Weisz negotiates these different facets and never calls attention to her craft. From the moment we see her contemplate the street before attempting suicide, Hester is always an assured creation. If she's mysterious, it's because the film withholds from the viewer, preferring to immerse them in mood rather than bore them with blatant explanations. Still, even throughout its most oblique passages, Weisz never allows us to believe she's not in control of the characterization. Her Hester is a masterpiece of contained emotion, a psychological portrait painted with the faintest insinuation of an inner life rather than a thick brushstroke of drama.

We get to know her through the barely contained irritation when faced with her mother-in-law's passive-aggressive jabs, through a tentative lick of lustful skin and the brittle apathy of a discontent spouse. We know her through the smiles she seems to force when at the pub with her younger lover, eyes fleeting about as if trying to deduce what's an appropriate reaction to her surroundings. In that merry setting, she doesn't look like a happy woman. She looks like someone trying desperately to be happy, playing the part of a happy person and half-convincing herself along the way.
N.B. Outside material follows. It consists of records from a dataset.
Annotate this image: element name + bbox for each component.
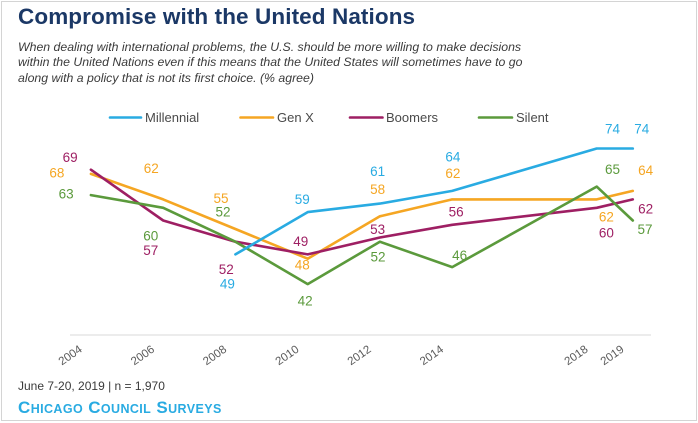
svg-text:Silent: Silent [516,110,549,125]
svg-text:2010: 2010 [274,344,302,369]
svg-text:2006: 2006 [129,344,157,369]
svg-text:46: 46 [452,248,467,263]
svg-text:61: 61 [370,164,385,179]
svg-text:2018: 2018 [563,344,591,369]
svg-text:65: 65 [605,162,620,177]
svg-text:74: 74 [634,122,650,137]
svg-text:62: 62 [445,166,460,181]
svg-text:62: 62 [144,161,159,176]
svg-text:56: 56 [449,205,464,220]
svg-text:2014: 2014 [418,343,446,368]
svg-text:52: 52 [370,249,385,264]
svg-text:52: 52 [215,204,230,219]
svg-text:74: 74 [605,122,621,137]
svg-text:2008: 2008 [201,344,229,369]
svg-text:63: 63 [59,187,74,202]
svg-text:Millennial: Millennial [145,110,199,125]
svg-text:Gen X: Gen X [277,110,314,125]
svg-text:69: 69 [63,150,78,165]
svg-text:57: 57 [637,222,652,237]
svg-text:49: 49 [220,277,235,292]
svg-text:62: 62 [599,209,614,224]
svg-text:60: 60 [143,229,158,244]
svg-text:68: 68 [49,166,64,181]
svg-text:42: 42 [298,294,313,309]
svg-text:57: 57 [143,243,158,258]
svg-text:2004: 2004 [57,343,85,368]
svg-text:58: 58 [370,182,385,197]
svg-text:60: 60 [599,225,614,240]
svg-text:52: 52 [219,262,234,277]
svg-text:2012: 2012 [346,344,374,369]
svg-text:62: 62 [638,201,653,216]
svg-text:48: 48 [295,258,310,273]
svg-text:53: 53 [370,222,385,237]
svg-text:64: 64 [638,163,654,178]
svg-text:59: 59 [295,192,310,207]
svg-text:Boomers: Boomers [386,110,439,125]
svg-text:64: 64 [445,150,461,165]
svg-text:49: 49 [293,234,308,249]
svg-text:2019: 2019 [599,344,627,369]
Similarly, her romance is tainted by the foul taste of self-delusion. Hester loves her beau, she wants him, but that want and affection are barely more than abstractions. Still, she needs those abstract notions to have purpose, to feel something, anything. When she realizes he doesn't love her back, at least not as compulsively as she loves him, the wallop of sentiment is painful to watch. Weisz doesn't emote, so much as lets emotion drain from her face, the light dying behind her eyes. She's so great that it's difficult to imagine this particular film working with anyone else in the role.

Other women have played Hester Collyer, including Vivien Leigh, but Terence Davies' version of The Deep Blue Sea feels incredibly specific to Rachel Weisz. The actress possesses both the discipline to deliver a masterclass on how to act out romantic depression, as well as the glamourous magnetism to make the subdued underplaying worth watching. Smoking alone in her flat, Weisz's Hester appears to be a diva of Old Hollywood transplanted into a half-remembered nightmare. She's a dream of glamour and a terror of postwar ennui. In many ways, she's the dark twisted twin to Celia Johnson's Laura Jesson from Brief Encounter.

However, while Johnson plays a woman searching for happiness, Weisz plays someone that seems incapable of recognizing happiness anymore. Joy is an impossibility for the discontent wife, a distant thing that's so unreachable one doesn't even have the energy to try and reach. Drowning, she struggles to breathe but never attempts to get off the water. She poured all that was left of hope into someone who didn't deserve it and now she's empty. Still, like England after the war, she perseveres and, amid all the horror, there's beauty to be found in that unshakeable quality.